Lee demanded instead that the Patriots exploit their advantage of terrain and geographic position. They needed to fight in keeping with Americans’ history and tradition of liberty. Even as a group of colonies clustered along the Atlantic seaboard, the nascent United States enjoyed vast strategic depth relative to the numbers of redcoats available to pacify it. It diluted British combat strength by its very size—just as the broad Atlantic Ocean made it hard for London to dispatch reinforcements and warmaking materiel.
This made opportune ground to prosecute a free-range strategy. That being the case, Charles Lee foresaw waging a guerrilla war in the hinterland, drawing British forces into protracted, frontless, frustrating warfare they stood little chance of winning. If need be colonial forces should pull back behind the Susquehanna River, which meanders north-south from Maryland to New York, and employ the river as their defensive perimeter.

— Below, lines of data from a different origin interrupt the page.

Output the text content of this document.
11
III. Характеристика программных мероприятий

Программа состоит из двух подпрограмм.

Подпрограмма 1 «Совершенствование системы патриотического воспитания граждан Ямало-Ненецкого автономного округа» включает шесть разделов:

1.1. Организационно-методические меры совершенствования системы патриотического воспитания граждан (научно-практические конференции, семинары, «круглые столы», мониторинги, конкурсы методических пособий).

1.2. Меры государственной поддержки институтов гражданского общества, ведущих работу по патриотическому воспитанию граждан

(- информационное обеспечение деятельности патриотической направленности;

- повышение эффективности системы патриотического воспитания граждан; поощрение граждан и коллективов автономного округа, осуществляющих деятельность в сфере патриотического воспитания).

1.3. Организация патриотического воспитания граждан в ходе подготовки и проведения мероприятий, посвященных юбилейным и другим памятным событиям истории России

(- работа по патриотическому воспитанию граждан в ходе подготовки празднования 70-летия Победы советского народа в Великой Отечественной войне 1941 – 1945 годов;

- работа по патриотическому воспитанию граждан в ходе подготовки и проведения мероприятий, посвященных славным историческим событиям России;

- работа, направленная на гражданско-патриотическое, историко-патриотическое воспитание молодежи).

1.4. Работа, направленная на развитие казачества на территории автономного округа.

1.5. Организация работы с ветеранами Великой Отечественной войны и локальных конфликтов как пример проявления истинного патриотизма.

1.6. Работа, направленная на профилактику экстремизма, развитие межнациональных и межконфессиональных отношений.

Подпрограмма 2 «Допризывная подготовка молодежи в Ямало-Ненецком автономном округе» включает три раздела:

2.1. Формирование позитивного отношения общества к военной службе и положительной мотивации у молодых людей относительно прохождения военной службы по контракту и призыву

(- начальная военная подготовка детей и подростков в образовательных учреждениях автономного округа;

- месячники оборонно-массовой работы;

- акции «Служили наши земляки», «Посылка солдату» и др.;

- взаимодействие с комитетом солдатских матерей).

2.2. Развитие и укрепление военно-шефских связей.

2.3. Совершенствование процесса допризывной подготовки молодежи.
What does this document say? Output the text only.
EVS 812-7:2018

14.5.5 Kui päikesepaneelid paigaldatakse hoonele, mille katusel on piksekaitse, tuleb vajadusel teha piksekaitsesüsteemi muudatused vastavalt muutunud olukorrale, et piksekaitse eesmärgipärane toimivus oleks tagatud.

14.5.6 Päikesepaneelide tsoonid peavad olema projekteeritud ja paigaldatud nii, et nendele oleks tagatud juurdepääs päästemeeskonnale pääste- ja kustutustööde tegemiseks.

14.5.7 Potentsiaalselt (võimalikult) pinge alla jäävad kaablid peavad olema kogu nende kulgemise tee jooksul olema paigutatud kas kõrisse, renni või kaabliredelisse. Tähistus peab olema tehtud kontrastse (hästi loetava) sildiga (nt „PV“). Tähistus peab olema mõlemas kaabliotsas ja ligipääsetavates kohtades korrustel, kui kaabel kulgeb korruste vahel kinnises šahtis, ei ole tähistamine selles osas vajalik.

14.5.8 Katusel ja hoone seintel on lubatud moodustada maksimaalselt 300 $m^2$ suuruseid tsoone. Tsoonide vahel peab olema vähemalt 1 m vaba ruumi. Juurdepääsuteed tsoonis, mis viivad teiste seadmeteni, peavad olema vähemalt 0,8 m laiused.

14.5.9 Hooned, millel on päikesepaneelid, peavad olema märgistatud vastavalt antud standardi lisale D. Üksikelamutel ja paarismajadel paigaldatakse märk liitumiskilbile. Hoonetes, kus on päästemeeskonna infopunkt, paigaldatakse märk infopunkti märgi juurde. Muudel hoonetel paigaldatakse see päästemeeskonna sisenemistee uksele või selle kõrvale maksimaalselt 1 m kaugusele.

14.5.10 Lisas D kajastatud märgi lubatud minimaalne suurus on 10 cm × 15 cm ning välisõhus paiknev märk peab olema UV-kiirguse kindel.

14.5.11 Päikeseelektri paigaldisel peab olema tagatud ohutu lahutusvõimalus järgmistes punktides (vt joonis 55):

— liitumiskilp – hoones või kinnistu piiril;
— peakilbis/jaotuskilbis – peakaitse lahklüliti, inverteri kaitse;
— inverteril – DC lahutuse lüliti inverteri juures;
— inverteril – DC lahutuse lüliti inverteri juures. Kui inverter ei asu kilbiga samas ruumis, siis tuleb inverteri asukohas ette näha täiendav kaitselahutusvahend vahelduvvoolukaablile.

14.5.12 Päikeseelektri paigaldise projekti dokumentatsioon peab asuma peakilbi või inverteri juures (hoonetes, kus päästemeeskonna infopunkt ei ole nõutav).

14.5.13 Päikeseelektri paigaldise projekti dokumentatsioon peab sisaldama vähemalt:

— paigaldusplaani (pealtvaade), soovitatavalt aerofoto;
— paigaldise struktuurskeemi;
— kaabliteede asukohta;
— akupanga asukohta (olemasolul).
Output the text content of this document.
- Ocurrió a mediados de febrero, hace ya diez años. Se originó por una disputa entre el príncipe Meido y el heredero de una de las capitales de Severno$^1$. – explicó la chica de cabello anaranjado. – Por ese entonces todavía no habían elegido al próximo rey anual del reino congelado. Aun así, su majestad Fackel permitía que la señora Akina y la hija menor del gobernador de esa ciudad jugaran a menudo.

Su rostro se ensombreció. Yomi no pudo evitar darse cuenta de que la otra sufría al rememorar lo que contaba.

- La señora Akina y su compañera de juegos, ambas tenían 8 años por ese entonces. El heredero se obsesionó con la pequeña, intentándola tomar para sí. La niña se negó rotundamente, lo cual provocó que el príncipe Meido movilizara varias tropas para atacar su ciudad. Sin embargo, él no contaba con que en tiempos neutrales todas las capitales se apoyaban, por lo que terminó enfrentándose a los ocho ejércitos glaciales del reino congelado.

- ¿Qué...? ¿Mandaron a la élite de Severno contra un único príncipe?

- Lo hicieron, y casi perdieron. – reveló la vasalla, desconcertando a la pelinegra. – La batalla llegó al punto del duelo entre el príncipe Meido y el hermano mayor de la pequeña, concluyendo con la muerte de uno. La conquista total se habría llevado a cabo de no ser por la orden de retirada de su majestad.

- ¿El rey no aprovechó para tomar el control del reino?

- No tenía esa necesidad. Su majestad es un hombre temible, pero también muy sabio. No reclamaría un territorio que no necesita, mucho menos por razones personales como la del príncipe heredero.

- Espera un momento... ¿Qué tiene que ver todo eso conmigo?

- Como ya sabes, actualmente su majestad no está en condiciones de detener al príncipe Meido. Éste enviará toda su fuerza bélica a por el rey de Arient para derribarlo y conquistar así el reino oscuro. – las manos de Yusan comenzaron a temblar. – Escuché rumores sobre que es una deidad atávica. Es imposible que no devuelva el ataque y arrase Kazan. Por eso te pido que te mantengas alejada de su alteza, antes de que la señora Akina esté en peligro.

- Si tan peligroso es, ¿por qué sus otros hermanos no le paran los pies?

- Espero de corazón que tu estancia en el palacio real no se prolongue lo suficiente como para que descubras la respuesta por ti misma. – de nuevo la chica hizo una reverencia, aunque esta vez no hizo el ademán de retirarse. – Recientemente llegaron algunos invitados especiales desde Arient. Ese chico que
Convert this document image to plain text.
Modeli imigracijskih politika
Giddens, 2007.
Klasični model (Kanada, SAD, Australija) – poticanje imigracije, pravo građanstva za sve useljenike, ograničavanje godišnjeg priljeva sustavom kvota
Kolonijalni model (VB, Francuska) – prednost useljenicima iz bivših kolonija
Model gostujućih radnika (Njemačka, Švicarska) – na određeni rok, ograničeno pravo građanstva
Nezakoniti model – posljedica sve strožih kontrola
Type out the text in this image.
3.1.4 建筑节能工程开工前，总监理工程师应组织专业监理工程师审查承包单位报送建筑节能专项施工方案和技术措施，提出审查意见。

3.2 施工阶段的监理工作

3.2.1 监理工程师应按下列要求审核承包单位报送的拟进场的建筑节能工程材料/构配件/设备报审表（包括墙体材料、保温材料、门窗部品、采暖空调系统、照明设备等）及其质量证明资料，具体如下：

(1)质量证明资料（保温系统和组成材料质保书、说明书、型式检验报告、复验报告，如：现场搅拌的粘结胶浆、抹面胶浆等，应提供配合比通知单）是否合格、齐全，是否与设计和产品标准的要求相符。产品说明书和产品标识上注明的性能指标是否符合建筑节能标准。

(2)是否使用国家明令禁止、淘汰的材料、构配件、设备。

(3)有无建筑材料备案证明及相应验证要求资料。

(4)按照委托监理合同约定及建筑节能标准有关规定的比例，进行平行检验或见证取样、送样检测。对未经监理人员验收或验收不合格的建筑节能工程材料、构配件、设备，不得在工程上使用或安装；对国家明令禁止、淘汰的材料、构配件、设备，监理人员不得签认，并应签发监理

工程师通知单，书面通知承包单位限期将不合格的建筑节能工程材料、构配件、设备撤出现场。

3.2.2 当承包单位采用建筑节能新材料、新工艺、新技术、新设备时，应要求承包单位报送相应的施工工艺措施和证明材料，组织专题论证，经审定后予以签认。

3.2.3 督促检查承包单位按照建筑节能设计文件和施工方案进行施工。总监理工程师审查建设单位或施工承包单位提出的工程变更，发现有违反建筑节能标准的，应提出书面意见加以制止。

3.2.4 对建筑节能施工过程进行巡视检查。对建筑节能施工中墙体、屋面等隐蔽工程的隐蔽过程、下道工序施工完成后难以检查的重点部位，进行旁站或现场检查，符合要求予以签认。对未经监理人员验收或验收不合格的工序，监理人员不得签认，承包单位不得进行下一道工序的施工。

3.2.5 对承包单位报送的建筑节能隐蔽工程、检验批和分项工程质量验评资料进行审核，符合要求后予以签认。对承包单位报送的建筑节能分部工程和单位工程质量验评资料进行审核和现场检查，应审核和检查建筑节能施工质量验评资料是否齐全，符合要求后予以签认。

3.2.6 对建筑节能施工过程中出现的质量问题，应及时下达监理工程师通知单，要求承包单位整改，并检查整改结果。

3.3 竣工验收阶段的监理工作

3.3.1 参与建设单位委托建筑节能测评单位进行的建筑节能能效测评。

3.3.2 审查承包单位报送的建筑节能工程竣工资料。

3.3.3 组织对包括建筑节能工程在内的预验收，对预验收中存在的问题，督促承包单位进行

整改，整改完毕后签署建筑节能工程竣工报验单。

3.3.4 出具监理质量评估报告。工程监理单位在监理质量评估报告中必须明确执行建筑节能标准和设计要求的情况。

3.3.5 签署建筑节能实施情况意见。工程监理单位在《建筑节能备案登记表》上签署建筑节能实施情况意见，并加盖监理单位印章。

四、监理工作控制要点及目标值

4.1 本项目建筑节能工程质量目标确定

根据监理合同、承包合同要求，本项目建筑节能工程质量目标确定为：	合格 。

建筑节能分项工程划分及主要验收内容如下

Would Lee’s strategy have worked better than the strategy actually pursued? Color me doubtful. To its framer’s credit, his design may well have worked on the operational level. Much like Mao’s appraisal of 1920s and 1930s China, Lee’s appraisal of colonial territory and resources revealed advantages of considerable moment—even while the Patriots remained the weaker antagonist by far. Stretching out the war in a bid to outlast a Great Britain whose resolve and patience were far from infinite was a strategic concept boasting substantial merit.
But think about the downsides in the political, social and cultural dimensions. Had it prevailed, the United States would have emerged a vastly different—and probably worse—place than the free republic that emerged from the cauldron of revolutionary war. Like Mao, Lee was not one to shrink from using armed force to compel recalcitrant citizens to join the Patriot cause. It’s already possible to categorize the American Revolution as a low-grade civil war that pitted neighbor against neighbor. Lee’s methods may have amplified the tendency to civil strife. One wonders whether Lee’s strategy would have left America as a precursor to Communist China—eviscerating its traditions of liberty and self-rule.
And indeed, George Washington broached just that objection. He saw Lee’s ideas as madness. As Shy sums up Washington’s critique of Lee’s strategy, the commander-in-chief couldn’t countenance a “war of guerrilla bands drawn from the militia.” A “strategy of that kind would change the war for independence into a genuine civil war with all its grisly attendants—ambush, reprisal, counter-reprisal. It would tear the fabric of American life to pieces. It might even undermine the political process, and throw power to a junta.”